Délocalisation de l’aérodrome, de l’ENO et du camp militaire : Ndioum ravit la vedette à Podor

Ndioum et Podor en compétition
Image d'illustration

La ville de Podor, chef lieu du département de Podor, est menacée de perdre son aérodrome, son camp militaire, sans oublier son Espace numérique ouvert (Eno) déjà délocalisé, en faveur de celle de Ndioum. Sur les raisons d’une telle défaveur, certaines populations de la collectivité de Podor évoquent des querelles politiques entre les dirigeants au niveau de Podor commune, en l’occurrence Aïssata Tall Sall, mairesse socialiste de la localité, et ceux qui sont au niveau départemental, sans oublier la différence de bastion électorale.

Rien ne va plus à Podor commune, chef lieu de département. Ou du moins, c’est qu’on fait part certaines populations rencontrées dans ladite collectivité. En effet, à l’occasion du lancement de la phase pilote du projet Sénégal Dem Dikk dans ledit département, par le Directeur général de la société nationale de transport, Me Moussa Diop, hier, mercredi 7 décembre, certains acteurs politiques rencontrés ont dénoncé la délocalisation de nombres d’infrastructures vers la commune de Ndioum.

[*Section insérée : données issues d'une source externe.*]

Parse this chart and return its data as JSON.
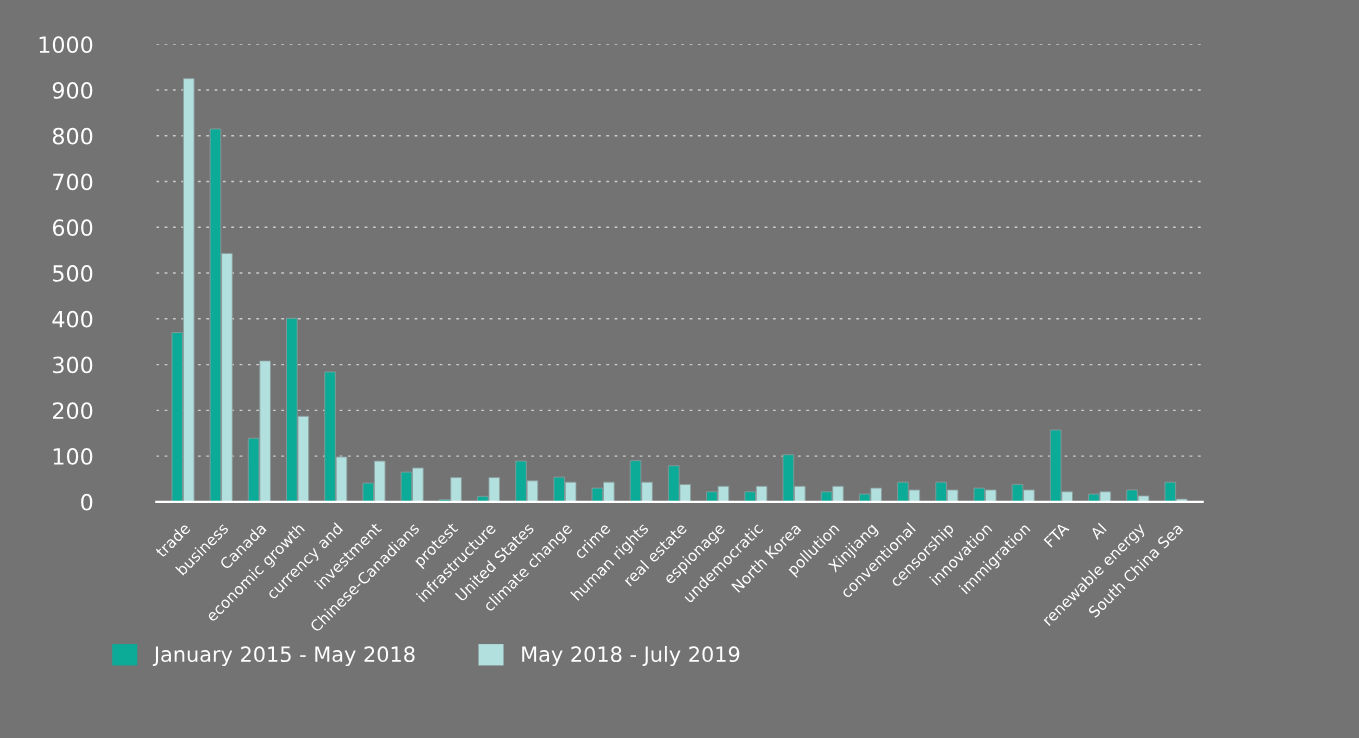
{
  "chart_data": {
    "type": "bar",
    "categories": [
      "trade",
      "business",
      "Canada",
      "economic growth",
      "currency and",
      "investment",
      "Chinese-Canadians",
      "protest",
      "infrastructure",
      "United States",
      "climate change",
      "crime",
      "human rights",
      "real estate",
      "espionage",
      "undemocratic",
      "North Korea",
      "pollution",
      "Xinjiang",
      "conventional",
      "censorship",
      "innovation",
      "immigration",
      "FTA",
      "AI",
      "renewable energy",
      "South China Sea"
    ],
    "series": [
      {
        "name": "January 2015 - May 2018",
        "color": "#0bab98",
        "values": [
          370,
          815,
          139,
          401,
          284,
          41,
          65,
          5,
          12,
          89,
          54,
          30,
          90,
          79,
          22,
          22,
          103,
          22,
          17,
          43,
          43,
          30,
          38,
          157,
          17,
          26,
          43
        ]
      },
      {
        "name": "May 2018 - July 2019",
        "color": "#b2e0df",
        "values": [
          925,
          543,
          308,
          187,
          98,
          89,
          74,
          53,
          53,
          46,
          43,
          43,
          43,
          38,
          34,
          34,
          34,
          34,
          30,
          26,
          26,
          26,
          26,
          22,
          22,
          13,
          6
        ]
      }
    ],
    "ylim": [
      0,
      1000
    ],
    "yticks": [
      0,
      100,
      200,
      300,
      400,
      500,
      600,
      700,
      800,
      900,
      1000
    ],
    "grid": "y",
    "legend": "bottom left"
  }
}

De l’avis du professeur El Hadj Baba Ndiongue, adjoint du président du conseil communal de la jeunesse de Podor, «tout ce qui doit être réalisé pour la ville de Podor est délocalisé dans la commune de Ndioum». Il explique, en fait, que l’aérodrome, tout comme le camp militaire, vont être déplacés à Ndioum. Pis, se désole-t-il, l’Espace numérique ouvert (Eno) de Podor a été aussi délocalisé vers Ndioum. Dans la diatribe de problèmes dans le chef lieu du département de Podor, M. Diongue a fait cas de l’impossibilité de trouver un site pour abriter le collège dans la localité. Il trouve anormal aussi que le dispensaire ne puisse pas être érigé en hôpital, sans oublier le «kolongal» (zone marécageuse) qui n’a pas été aménagé pour la culture du riz.

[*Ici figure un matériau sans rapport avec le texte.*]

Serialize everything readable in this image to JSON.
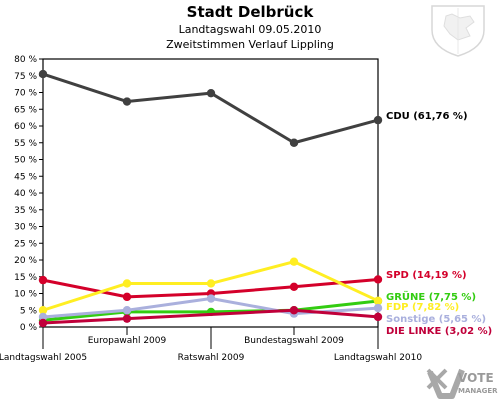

Sur les raisons de tels agissements, El Hadj Baba Ndiongue trouve que ce sont des manœuvres politiques pour bloquer la route à Aïssata Tall Sall, considérée comme opposante. Pour lui, «c’est pour tuer la commune de Podor, parce que c’est Aïssata Tall Sall qui est là». Pis, rouspète-t-il, tout cela se fait avec la complicité du chef de l’Etat, Macky Sall, qui ne fait rien pour arrêter cet état de fait. Pis, selon lui, «il n’y a aucune nomination ici à Podor, à part celle de la haute conseillère, Rougi Ly».

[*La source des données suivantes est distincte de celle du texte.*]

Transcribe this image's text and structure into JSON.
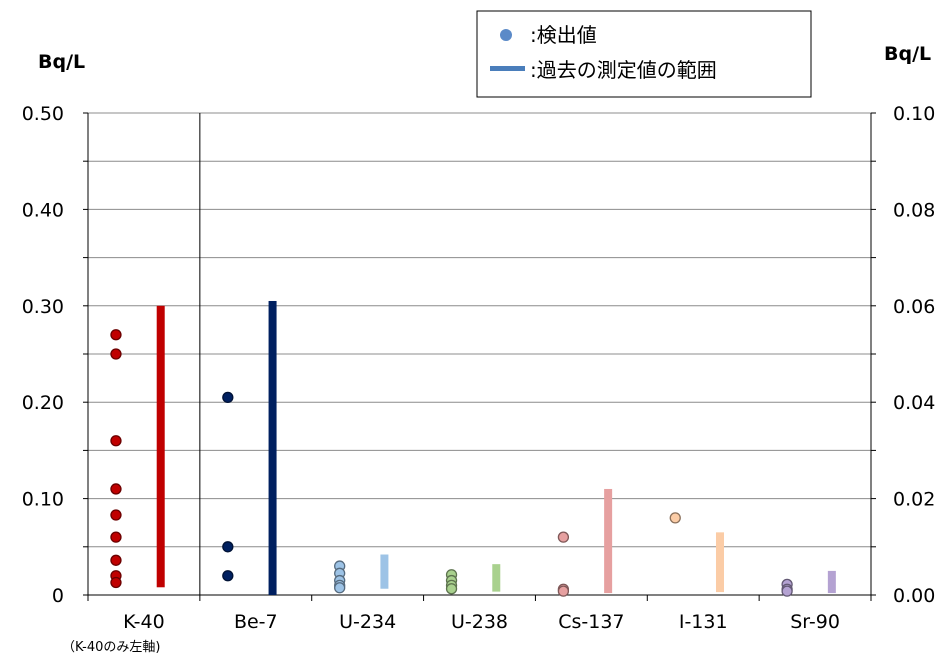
{
  "chart_data": {
    "type": "scatter",
    "left_axis": {
      "unit": "Bq/L",
      "ylim": [
        0,
        0.5
      ],
      "tick_labels": [
        "0",
        "0.10",
        "0.20",
        "0.30",
        "0.40",
        "0.50"
      ]
    },
    "right_axis": {
      "unit": "Bq/L",
      "ylim": [
        0,
        0.1
      ],
      "tick_labels": [
        "0.00",
        "0.02",
        "0.04",
        "0.06",
        "0.08",
        "0.10"
      ]
    },
    "categories": [
      "K-40",
      "Be-7",
      "U-234",
      "U-238",
      "Cs-137",
      "I-131",
      "Sr-90"
    ],
    "category_note": "（K-40のみ左軸)",
    "grid": true,
    "legend": {
      "position": "top-right",
      "detected_label": ":検出値",
      "range_label": ":過去の測定値の範囲"
    },
    "series": [
      {
        "category": "K-40",
        "axis": "left",
        "color": "#C00000",
        "detected": [
          0.27,
          0.25,
          0.16,
          0.11,
          0.083,
          0.06,
          0.036,
          0.02,
          0.013
        ],
        "range": [
          0.008,
          0.3
        ]
      },
      {
        "category": "Be-7",
        "axis": "right",
        "color": "#002060",
        "detected": [
          0.041,
          0.01,
          0.004
        ],
        "range": [
          0.0,
          0.061
        ]
      },
      {
        "category": "U-234",
        "axis": "right",
        "color": "#9DC3E6",
        "detected": [
          0.006,
          0.0045,
          0.003,
          0.002,
          0.0015
        ],
        "range": [
          0.0013,
          0.0084
        ]
      },
      {
        "category": "U-238",
        "axis": "right",
        "color": "#A9D18E",
        "detected": [
          0.0042,
          0.003,
          0.002,
          0.0013
        ],
        "range": [
          0.0007,
          0.0064
        ]
      },
      {
        "category": "Cs-137",
        "axis": "right",
        "color": "#E6A0A0",
        "detected": [
          0.012,
          0.0012,
          0.0008
        ],
        "range": [
          0.0004,
          0.022
        ]
      },
      {
        "category": "I-131",
        "axis": "right",
        "color": "#FBCCA6",
        "detected": [
          0.016
        ],
        "range": [
          0.0006,
          0.013
        ]
      },
      {
        "category": "Sr-90",
        "axis": "right",
        "color": "#B4A2D2",
        "detected": [
          0.0022,
          0.0012,
          0.0008
        ],
        "range": [
          0.0004,
          0.005
        ]
      }
    ]
  }
}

Des propos corroborés par le président du conseil communal de la jeunesse de Podor, Samba Tall. En effet, M. Tall souligne que «la jeunesse de Podor a été trahie par ses politiciens. Nous avons des cadres politiciens de Podor qui nous ont oublié une fois qu’ils ont été élus ou nommés».

Pour preuve, M. Tall soutient que même le chef de l’Etat n’a jamais mis les pieds à Podor-Ville depuis son accession à la magistrature suprême. Selon lui, chaque fois que Macky Sall vient dans le département, il reste à Ndioum. Pis, il s’offusque du fait qu’il n’y ait pas de députés à Podor. Cela, «alors qu’il ne faut pas oublier que l’alternance de 2012 a pris naissance à Podor», rappelle-t-il. Selon lui, les premiers dégâts ont eu lieu à Podor en 2009, lorsque Wade a été accueilli par des brassards rouges pour lui dire non. Sur les raisons de ce désintérêt pour la Podor ville, il évoque la question de l’électorat. Selon lui, les autorités leur disent que «pour que Podor continue à garder ses privilèges, il faut qu’on cherche à avoir un électorat au même niveau de Ndioum»

Il reconnait, toutefois, que des initiatives sont en train d’être prises par certains leaders politiques de la commune, non sans exprimer tout son espoir. C’est ainsi qu’il a fait savoir que c’est grâce à Racine Sy, qu’il y a eu une agence de l’Ipres à Podor, et que le tourisme est en train d’y prendre un envol. C’est la même chose, selon lui, pour Me Moussa Diop, Dg de 3D, qui procède à l’inauguration des bus Sénégal Dem Dikk, qui vont faire la navette Dakar-Podor.